Increasing complexity of large-scale applications and continuous increases in data set sizes of such applications combined with slow improvements in disk access latencies has resulted in I/O becoming a performance bottleneck. While there are several ways of improving I/O access latencies of dataintensive applications, one of the promising approaches has been using different layers of the I/O subsystem to cache recently and/or frequently used data so that the number of I/O requests accessing the disk is reduced. These different layers of caches across the storage hierarchy introduce the need for efficient cache management schemes to derive maximum performance benefits. Several state-of-the-art multi-level storage cache management schemes focus on optimizing aggregate hit rate or overall I/O latency, while being agnostic to Service Level Objectives (SLOs). Also, most of the existing works focus on different cache replacement algorithms for managing storage caches and discuss different exclusive caching techniques in the context of multilevel cache hierarchy. However, the orthogonal problem of storage cache space allocation to multiple, simultaneously-running applications in a multi-level hierarchy of storage caches with multiple storage servers has remained an open research problem. In this work, using a combination of per-application latency model and a linear programming model, we proportion storage caches dynamically among multiple concurrently-executing applications across the different levels of the storage hierarchy and across multiple servers to provide isolation to applications while satisfying the application level SLOs. Further, our algorithm improves the overall system performance significantly.
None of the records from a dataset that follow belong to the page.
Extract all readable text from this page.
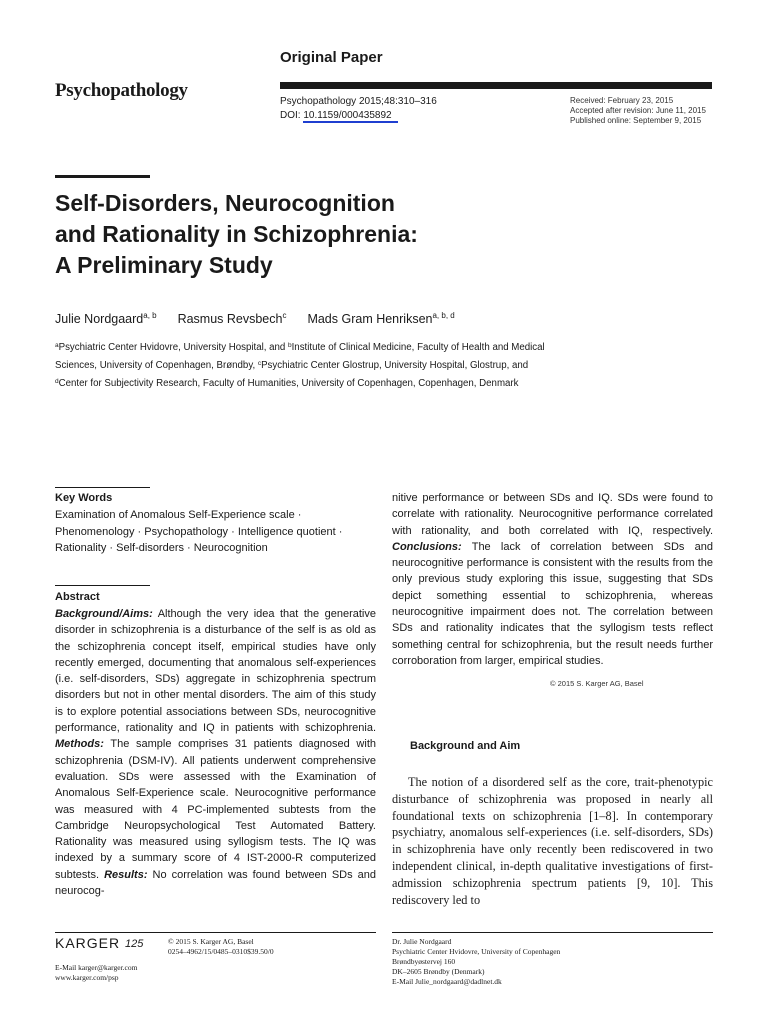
Psychopathology
Original Paper
Psychopathology 2015;48:310–316
DOI: 10.1159/000435892
Received: February 23, 2015
Accepted after revision: June 11, 2015
Published online: September 9, 2015
Self-Disorders, Neurocognition
and Rationality in Schizophrenia:
A Preliminary Study
Julie Nordgaard$^{a, b}$ Rasmus Revsbech$^c$ Mads Gram Henriksen$^{a, b, d}$
$^a$Psychiatric Center Hvidovre, University Hospital, and $^b$Institute of Clinical Medicine, Faculty of Health and Medical
Sciences, University of Copenhagen, Brøndby, $^c$Psychiatric Center Glostrup, University Hospital, Glostrup, and
$^d$Center for Subjectivity Research, Faculty of Humanities, University of Copenhagen, Copenhagen, Denmark
Key Words
Examination of Anomalous Self-Experience scale · Phenomenology · Psychopathology · Intelligence quotient · Rationality · Self-disorders · Neurocognition
Abstract
Background/Aims: Although the very idea that the generative disorder in schizophrenia is a disturbance of the self is as old as the schizophrenia concept itself, empirical studies have only recently emerged, documenting that anomalous self-experiences (i.e. self-disorders, SDs) aggregate in schizophrenia spectrum disorders but not in other mental disorders. The aim of this study is to explore potential associations between SDs, neurocognitive performance, rationality and IQ in patients with schizophrenia. Methods: The sample comprises 31 patients diagnosed with schizophrenia (DSM-IV). All patients underwent comprehensive evaluation. SDs were assessed with the Examination of Anomalous Self-Experience scale. Neurocognitive performance was measured with 4 PC-implemented subtests from the Cambridge Neuropsychological Test Automated Battery. Rationality was measured using syllogism tests. The IQ was indexed by a summary score of 4 IST-2000-R computerized subtests. Results: No correlation was found between SDs and neurocog-
nitive performance or between SDs and IQ. SDs were found to correlate with rationality. Neurocognitive performance correlated with rationality, and both correlated with IQ, respectively. Conclusions: The lack of correlation between SDs and neurocognitive performance is consistent with the results from the only previous study exploring this issue, suggesting that SDs depict something essential to schizophrenia, whereas neurocognitive impairment does not. The correlation between SDs and rationality indicates that the syllogism tests reflect something central for schizophrenia, but the result needs further corroboration from larger, empirical studies.
© 2015 S. Karger AG, Basel
Background and Aim
The notion of a disordered self as the core, trait-phenotypic disturbance of schizophrenia was proposed in nearly all foundational texts on schizophrenia [1–8]. In contemporary psychiatry, anomalous self-experiences (i.e. self-disorders, SDs) in schizophrenia have only recently been rediscovered in two independent clinical, in-depth qualitative investigations of first-admission schizophrenia spectrum patients [9, 10]. This rediscovery led to
KARGER 125	© 2015 S. Karger AG, Basel
0254–4962/15/0485–0310$39.50/0
E-Mail karger@karger.com
www.karger.com/psp
Dr. Julie Nordgaard
Psychiatric Center Hvidovre, University of Copenhagen
Brøndbyøstervej 160
DK–2605 Brøndby (Denmark)
E-Mail Julie_nordgaard@dadlnet.dk
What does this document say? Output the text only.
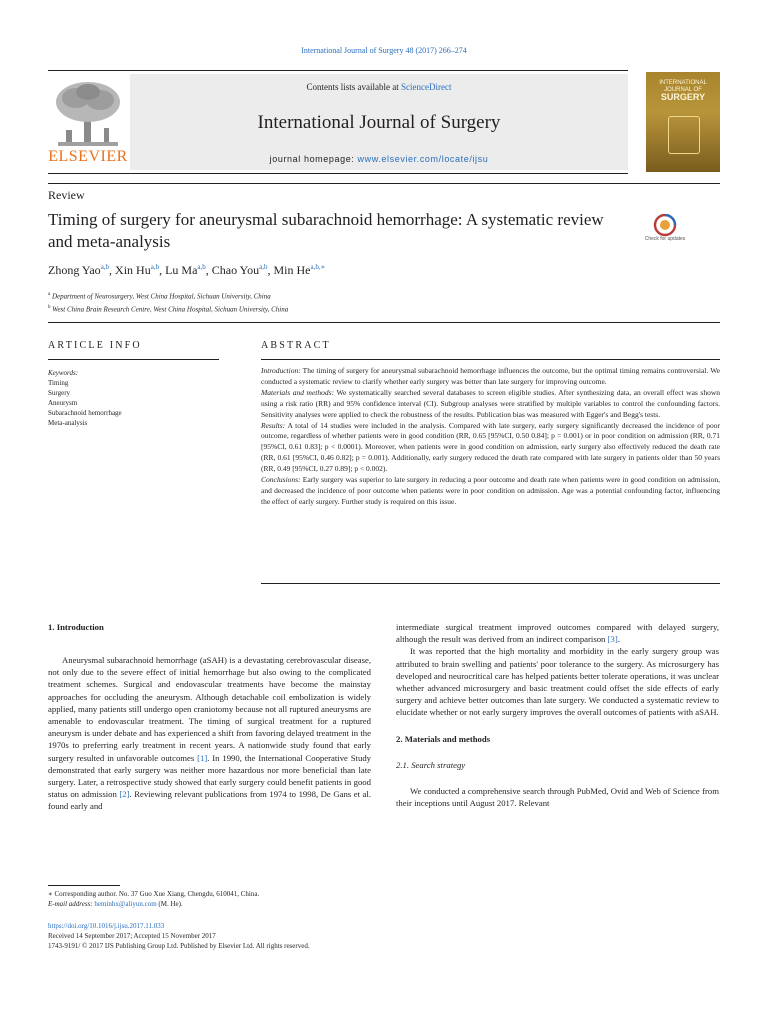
International Journal of Surgery 48 (2017) 266–274
ELSEVIER
Contents lists available at ScienceDirect
International Journal of Surgery
journal homepage: www.elsevier.com/locate/ijsu
INTERNATIONAL JOURNAL OF
SURGERY
Review
Timing of surgery for aneurysmal subarachnoid hemorrhage: A systematic review and meta-analysis	Check for updates
Zhong Yao$^{a,b}$, Xin Hu$^{a,b}$, Lu Ma$^{a,b}$, Chao You$^{a,b}$, Min $He^{a,b,∗}$
$^a$ Department of Neurosurgery, West China Hospital, Sichuan University, China
$^b$ West China Brain Research Centre, West China Hospital, Sichuan University, China
ARTICLE INFO	ABSTRACT
Keywords:
Timing
Surgery
Aneurysm
Subarachnoid hemorrhage
Meta-analysis

Introduction: The timing of surgery for aneurysmal subarachnoid hemorrhage influences the outcome, but the optimal timing remains controversial. We conducted a systematic review to clarify whether early surgery was better than late surgery for improving outcome.

Materials and methods: We systematically searched several databases to screen eligible studies. After synthesizing data, an overall effect was shown using a risk ratio (RR) and 95% confidence interval (CI). Subgroup analyses were stratified by multiple variables to control the confounding factors. Sensitivity analyses were applied to check the robustness of the results. Publication bias was measured with Egger's and Begg's tests.

Results: A total of 14 studies were included in the analysis. Compared with late surgery, early surgery significantly decreased the incidence of poor outcome, regardless of whether patients were in good condition (RR, 0.65 [95%CI, 0.50 0.84]; p = 0.001) or in poor condition on admission (RR, 0.71 [95%CI, 0.61 0.83]; p < 0.0001). Moreover, when patients were in good condition on admission, early surgery also effectively reduced the death rate (RR, 0.61 [95%CI, 0.46 0.82]; p = 0.001). Additionally, early surgery reduced the death rate compared with late surgery in patients older than 50 years (RR, 0.49 [95%CI, 0.27 0.89]; p < 0.002).

Conclusions: Early surgery was superior to late surgery in reducing a poor outcome and death rate when patients were in good condition on admission, and decreased the incidence of poor outcome when patients were in poor condition on admission. Age was a potential confounding factor, influencing the effect of early surgery. Further study is required on this issue.

1. Introduction

Aneurysmal subarachnoid hemorrhage (aSAH) is a devastating cerebrovascular disease, not only due to the severe effect of initial hemorrhage but also owing to the complicated treatment schemes. Surgical and endovascular treatments have become the mainstay approaches for occluding the aneurysm. Although detachable coil embolization is widely applied, many patients still undergo open craniotomy because not all ruptured aneurysms are amenable to endovascular treatment. The timing of surgical treatment for a ruptured aneurysm is under debate and has experienced a shift from favoring delayed treatment in the 1970s to preferring early treatment in recent years. A nationwide study found that early surgery resulted in unfavorable outcomes [1]. In 1990, the International Cooperative Study demonstrated that early surgery was neither more hazardous nor more beneficial than late surgery. Later, a retrospective study showed that early surgery could benefit patients in good status on admission [2]. Reviewing relevant publications from 1974 to 1998, De Gans et al. found early and

intermediate surgical treatment improved outcomes compared with delayed surgery, although the result was derived from an indirect comparison [3].

It was reported that the high mortality and morbidity in the early surgery group was attributed to brain swelling and patients' poor tolerance to the surgery. As microsurgery has developed and neurocritical care has helped patients better tolerate operations, it was unclear whether advanced microsurgery and basic treatment could offset the side effects of early surgery and achieve better outcomes than late surgery. We conducted a systematic review to elucidate whether or not early surgery improves the overall outcomes of patients with aSAH.

2. Materials and methods
2.1. Search strategy

We conducted a comprehensive search through PubMed, Ovid and Web of Science from their inceptions until August 2017. Relevant

∗ Corresponding author. No. 37 Guo Xue Xiang, Chengdu, 610041, China.
E-mail address: heminhx@aliyun.com (M. He).
https://doi.org/10.1016/j.ijsu.2017.11.033
Received 14 September 2017; Accepted 15 November 2017
1743-9191/ © 2017 IJS Publishing Group Ltd. Published by Elsevier Ltd. All rights reserved.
Securing Disk-Resident Data through Application Level Encryption

Confidentiality of disk-resident data is critical for end-to-end security of storage systems. While there are several widely used mechanisms for ensuring confidentiality of data in transit, techniques for providing confidentiality when data is stored in a disk subsystem are relatively new. As opposed to prior file system based approaches to this problem, this paper proposes an application-level solution, which allows encryption of select data blocks. We make three major contributions: 1) quantifying the tradeoffs between confidentiality and performance; 2) evaluating a reuse distance oriented approach for selective encryption of disk-resident data; and 3) proposing a profile-guided approach that approximates the behavior of the reuse distance oriented approach. The experiments with five applications that manipulate disk-resident data sets clearly show that our approach enables us to study the confidentiality/performance tradeoffs. Using our approach it is possible to reduce the performance degradation due to encryption/decryption overheads on an average by 46.5%, when DES is used as the encryption mechanism, and the same by 30.63%, when AES is used as the encryption mechanism.